In this section, the words "as aforesaid" were repealed by section 1 of, and schedule 1 to, the Statute Law Revision Act 1948 (11 & 12 Geo. 6. c. 62).

=== Section 8 ===
This section, from "bee it" to "aforesaid that" was repealed by section 1 of, and Part I of the schedule to, the Statute Law Revision Act 1888.

=== Section 15 ===
This section, from "bee it" to "aforesaid" was repealed by section 1 of, and Part I of the schedule to, the Statute Law Revision Act 1888.

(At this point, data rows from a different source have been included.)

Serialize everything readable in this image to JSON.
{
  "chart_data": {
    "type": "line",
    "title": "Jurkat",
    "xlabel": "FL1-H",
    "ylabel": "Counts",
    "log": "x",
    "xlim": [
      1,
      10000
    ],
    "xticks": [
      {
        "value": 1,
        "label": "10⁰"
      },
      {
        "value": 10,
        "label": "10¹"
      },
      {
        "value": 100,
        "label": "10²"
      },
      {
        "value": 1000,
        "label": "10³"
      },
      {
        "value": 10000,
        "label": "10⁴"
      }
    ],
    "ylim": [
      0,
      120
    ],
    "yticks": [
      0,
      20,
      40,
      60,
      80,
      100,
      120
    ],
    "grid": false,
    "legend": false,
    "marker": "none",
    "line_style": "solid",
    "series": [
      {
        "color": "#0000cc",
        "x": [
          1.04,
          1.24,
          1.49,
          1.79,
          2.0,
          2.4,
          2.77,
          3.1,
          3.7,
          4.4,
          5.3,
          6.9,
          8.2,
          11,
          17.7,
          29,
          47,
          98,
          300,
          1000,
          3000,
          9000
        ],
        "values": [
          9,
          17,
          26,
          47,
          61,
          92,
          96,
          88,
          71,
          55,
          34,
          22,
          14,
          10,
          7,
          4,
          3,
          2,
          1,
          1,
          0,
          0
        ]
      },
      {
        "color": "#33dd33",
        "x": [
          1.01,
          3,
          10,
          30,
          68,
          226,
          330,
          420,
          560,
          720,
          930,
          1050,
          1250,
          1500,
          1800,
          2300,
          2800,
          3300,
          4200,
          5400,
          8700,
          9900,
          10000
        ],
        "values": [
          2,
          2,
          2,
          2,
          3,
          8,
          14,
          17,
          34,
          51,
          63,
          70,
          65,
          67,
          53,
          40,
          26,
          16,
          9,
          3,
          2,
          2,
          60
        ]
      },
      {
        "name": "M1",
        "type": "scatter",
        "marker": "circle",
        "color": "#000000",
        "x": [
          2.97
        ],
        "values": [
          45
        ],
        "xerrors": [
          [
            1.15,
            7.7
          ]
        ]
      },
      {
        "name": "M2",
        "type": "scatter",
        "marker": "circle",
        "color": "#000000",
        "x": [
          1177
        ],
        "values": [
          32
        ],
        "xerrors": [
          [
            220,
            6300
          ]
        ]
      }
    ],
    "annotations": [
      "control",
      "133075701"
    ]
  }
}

In this section, the words "after the tenth day of June" were repealed by section 1 of, and schedule 1 to, the Statute Law Revision Act 1948.

=== Section 18 ===
Section 6 of the Ecclesiastical Courts Jurisdiction Act 1860 (23 & 24 Vict. c. 32) provided that nothing contained thereinbefore in that act was to be taken to repeal or alter section 18 of the Toleration Act 1688.
==Subsequent developments==
Toleration of worship was later extended to Protestants who did not believe in Trinitarian doctrine in the Unitarians Relief Act 1813 (53 Geo. 3. c. 160). Catholics were allowed to worship under strict conditions through the Roman Catholic Relief Act 1791 (31 Geo. 3. c. 32). As time went on, oaths and tests that barred non-conformists and Roman Catholics from holding public offices, keeping schools, and owning land were rescinded by laws such as Roman Catholic Relief Act 1778 (18 Geo. 3. c. 60), the Roman Catholic Charities Act 1832 (2 & 3 Will. 4. c. 115), the Test Abolition Act 1867 (30 & 31 Vict. c. 62), the Promissory Oaths Act 1868 (31 & 32 Vict. c. 72), the Promissory Oaths Act 1871 (34 & 35 Vict. c. 48) and the Oaths Act 1978. The Roman Catholic Relief Act 1829 allowed followers of that religion to be elected to Parliament and to hold most offices under the Crown, while the Jews Relief Act 1858 (21 & 22 Vict. c. 49) had a similar effect for adherents of Judaism. The Religious Disabilities Act 1846 (9 & 10 Vict. c. 59) ended restrictions on Roman Catholics for education, charities, and owning property, although Oxford, Cambridge, and Durham universities were allowed to continue to exclude Roman Catholics until Universities Tests Act 1871 (34 & 35 Vict. c. 26) took effect. By the passage of the Places of Worship Registration Act 1855 (18 & 19 Vict. c. 81), an optional system of registration for non-Anglican places of worship was passed which gave certain legal and fiscal advantages for those that registered, and "alternative religion was not only lawful, but was often facilitated by the law."

Section 2 of the act was repealed by section 1 of, and the schedule to, the Statute Law Revision Act 1867 (30 & 31 Vict. c. 59), which came into force on 15 July 1867.

The whole act, except section 5 and so much of section 8 as specified the service and offices from which certain persons were exempt and section 15, was repealed by section 1 of, and part II of schedule one to, the Promissory Oaths Act 1871 (34 & 35 Vict. c. 48), which came into force on 13 July 1871.

The whole act was repealed by section 1 of, and part II of the schedule to, the Statute Law (Repeals) Act 1969, which came into force on 1 January 1970.